Originally Posted by Steve922
I'm fine with the maths but can't see how those formulae are derived.
It's been a long time since my probability classes as well, but technically, I believed I used permutations (52P5) instead of combinations (52C5). Permutations consider all the different orderings and combinations do not. For instance, 52P5 = 52! / (52-5)! where 52C5 = 52P5 / 5!. Also, the great thing about probability is that there are usually many ways to work it all out. Here's how I did it:
First, consider the total number of ways to select exactly four cards of any single suit. For a single suit, there are 13P4 ways to select and order 4 cards of that 13 card suit. Since there are 4 suits, we multiply that by 4 to consider all suits. So there are 4*13P4 ways to select and order 4 cards of any single suit. For the remaining single card, it can be 52-13 = 39 different possible cards and that card can be placed into any of 5 positions. So there are 39*5 ways to select and order that remaining card.

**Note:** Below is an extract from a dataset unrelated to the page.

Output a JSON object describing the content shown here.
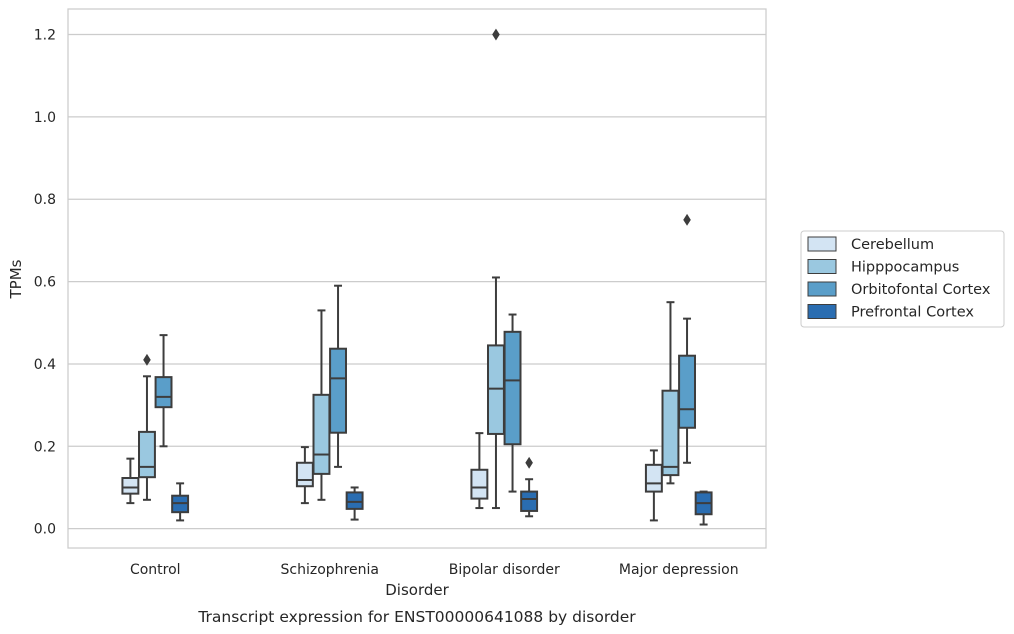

Therefore, there are 4*13P4*39*5 total ways to select and order the cards.
Second, to arrive at a probability, we just divide that total by the total number of ways to select and order 5 cards from a total of 52, which is 52P5.
So, the probability of a board with exactly 4 cards of a single suit is:
4*13P4*39*5 / 52P5 =
4*13*12*11*10*39*5 / 52*51*50*49*48 =
13384800 / 311875200 =
0.0429 = 4.29%
Note that this is the same answer that others have gotten using different methods, so that is definitely a plus!
BTW, I'm glad you asked the question because it forced me to refresh all that 52P5 and 52C5 notation for myself as well!